Ainsi tout le monde s’est rendu compte qu’aucun des deux tracés ne permettrait aux poids lourds de gagner du temps. Quant aux particuliers ils se sont désintéressés de tracés qui ne les aident pas à accéder directement au centre de Brive. Les études réglementaires ont révélé la richesse des patrimoines écologiques menacés sur les deux tracés. On a aussi découvert les contraintes des normes récentes qui imposent par exemple des remblais impressionnants aux deux tracés en zones inondables. Enfin le département de la Corrèze s’est clairement désengagé financièrement du projet nord.

 

La situation financière du département s’est détériorée, comme dans les autres départements. A tel point que la Cour des Comptes Régionale vient de l’inviter à faire preuve de la plus grande vigilance sur ses dépenses. Le CG 46 a en tout cas eu besoin d’augmenter les impôts locaux 2013 de 2,5% pour faire face à ses engagements.

 

Les chiffres donnent en effet le vertige. Les évaluations des coûts des deux tracés s’élèvent respectivement à 120 millions d’euros pour le tracé nord et 55 pour le tracé sud. De l’avis même des proches du dossier elles sont largement sous estimées en les majorant d’une proportion très raisonnable de 50% généralement vérifiée dans ce type de projet, cela les porte à 180 et 80 millions d’euros.

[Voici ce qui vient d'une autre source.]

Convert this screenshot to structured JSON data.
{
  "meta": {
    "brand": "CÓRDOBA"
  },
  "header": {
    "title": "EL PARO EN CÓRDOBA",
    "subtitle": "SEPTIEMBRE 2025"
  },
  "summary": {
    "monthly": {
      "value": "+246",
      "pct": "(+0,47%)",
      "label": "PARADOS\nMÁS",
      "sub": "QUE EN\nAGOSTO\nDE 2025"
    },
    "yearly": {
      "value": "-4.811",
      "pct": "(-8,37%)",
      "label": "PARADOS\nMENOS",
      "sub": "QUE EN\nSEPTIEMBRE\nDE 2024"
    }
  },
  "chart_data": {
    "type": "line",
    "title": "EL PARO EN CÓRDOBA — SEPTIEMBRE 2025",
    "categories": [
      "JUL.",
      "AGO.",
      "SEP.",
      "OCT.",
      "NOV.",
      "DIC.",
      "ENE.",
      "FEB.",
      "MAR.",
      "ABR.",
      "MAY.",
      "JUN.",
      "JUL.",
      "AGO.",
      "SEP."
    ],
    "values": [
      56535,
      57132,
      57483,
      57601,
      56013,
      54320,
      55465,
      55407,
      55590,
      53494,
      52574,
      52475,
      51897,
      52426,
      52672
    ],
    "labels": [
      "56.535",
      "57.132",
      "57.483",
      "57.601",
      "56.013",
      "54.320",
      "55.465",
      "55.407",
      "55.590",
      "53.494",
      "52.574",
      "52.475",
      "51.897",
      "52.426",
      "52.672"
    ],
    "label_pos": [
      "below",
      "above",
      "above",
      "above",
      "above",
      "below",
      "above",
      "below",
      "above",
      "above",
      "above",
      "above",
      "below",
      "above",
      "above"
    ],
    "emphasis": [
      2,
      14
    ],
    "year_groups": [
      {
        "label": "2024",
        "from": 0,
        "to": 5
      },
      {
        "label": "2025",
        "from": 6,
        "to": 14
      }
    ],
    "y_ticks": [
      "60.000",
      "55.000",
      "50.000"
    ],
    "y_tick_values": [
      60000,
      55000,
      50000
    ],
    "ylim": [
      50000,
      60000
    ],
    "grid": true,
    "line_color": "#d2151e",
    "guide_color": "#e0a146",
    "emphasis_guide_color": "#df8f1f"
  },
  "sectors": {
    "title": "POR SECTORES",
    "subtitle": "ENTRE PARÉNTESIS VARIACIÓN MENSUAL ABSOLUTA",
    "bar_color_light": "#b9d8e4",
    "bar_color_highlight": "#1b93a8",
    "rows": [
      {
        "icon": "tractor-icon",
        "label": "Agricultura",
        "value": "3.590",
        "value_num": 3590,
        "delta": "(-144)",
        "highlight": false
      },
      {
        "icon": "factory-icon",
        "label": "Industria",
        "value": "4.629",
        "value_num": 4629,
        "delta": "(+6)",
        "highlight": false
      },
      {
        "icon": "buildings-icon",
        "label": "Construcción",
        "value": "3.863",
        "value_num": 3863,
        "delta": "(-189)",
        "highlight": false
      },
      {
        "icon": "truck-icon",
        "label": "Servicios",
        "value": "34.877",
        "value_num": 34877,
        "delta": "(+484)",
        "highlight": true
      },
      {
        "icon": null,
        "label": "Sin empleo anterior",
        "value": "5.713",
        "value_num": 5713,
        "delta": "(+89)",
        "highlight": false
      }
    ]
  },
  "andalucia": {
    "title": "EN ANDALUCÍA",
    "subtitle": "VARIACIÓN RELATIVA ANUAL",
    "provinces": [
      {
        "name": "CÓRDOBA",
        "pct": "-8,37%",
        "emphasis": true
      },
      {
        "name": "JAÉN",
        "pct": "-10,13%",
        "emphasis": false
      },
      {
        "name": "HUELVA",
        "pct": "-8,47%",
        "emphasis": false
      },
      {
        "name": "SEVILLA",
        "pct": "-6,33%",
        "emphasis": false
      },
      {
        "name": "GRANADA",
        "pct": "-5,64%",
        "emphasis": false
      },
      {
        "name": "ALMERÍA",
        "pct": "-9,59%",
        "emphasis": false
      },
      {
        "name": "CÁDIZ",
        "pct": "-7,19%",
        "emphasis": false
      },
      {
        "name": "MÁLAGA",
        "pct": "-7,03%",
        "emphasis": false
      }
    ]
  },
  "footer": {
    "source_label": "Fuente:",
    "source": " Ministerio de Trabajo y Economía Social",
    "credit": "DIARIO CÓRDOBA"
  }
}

180 M€, c’est presque trois ans d’impôts locaux. Même répartis sur 10 ans cela représenterait intérêts compris une majoration d’un tiers des impôts locaux. Pour mémoire le budget routes 2013 est de … 19 millions d’euros.

 

La situation est claire : le tracé nord que les « enclavés » jugent efficace est irréalisable : son coût est prohibitif, et son impact environnemental inacceptable. Il ne se fera pas. Reste donc le tracé sud. Lui aussi lourd en impacts environnementaux, et probablement déserté d’avance puisqu’il conduirait à une autoroute à péage au prix d’un allongement considérable des trajets actuels. Mais tentant par défaut, puisque moins cher (tout est relatif) quitte à s’avérer une saignée inutile dans des paysages également exceptionnels.

 

On mesure ici l’absurdité d’un choix à réaliser entre « deux» solutions aussi inadaptées l’une que l’autre aux besoins et aux moyens du département.

 

Nous espérons que le sens des responsabilités des élus du Conseil Général nous évitera de tomber dans ce piège.

 

Il ne s’agit pas de renoncer à l’ambition qu’ils défendent pour le nord du Lot, mais à envisager d’autres solutions.

 

L’absence de solution vient du fait que le problème est mal posé. Le sentiment général semble de plus en plus favorable à la modernisation des voies existantes, sans emprise nouvelle sur les espaces naturels qu’elles ont permis de préserver jusqu’à aujourd’hui. Une solution qui n’a jamais été vraiment étudiée. Une solution qui a fait l’objet d’exclusions étonnantes dès le début de la démarche. Ainsi la cote des Matthieux dont on découvre aujourd’hui qu’elle est finalement compatible avec les semi remorques de dernière génération, ou encore la D 921 dans le prolongement de la rocade nord de Brive jamais envisagée. Des solutions pourtant préconisées depuis le début par notre association au nom du bon sens.

 

Messieurs nos élus, sachons ensemble dépasser ce choix binaire qui ne convient plus à personne. Ouvrons les possibles et trouvons la force d’imaginer ensemble les solutions dont le nord du Lot à besoin, sans obérer son héritage ni son avenir.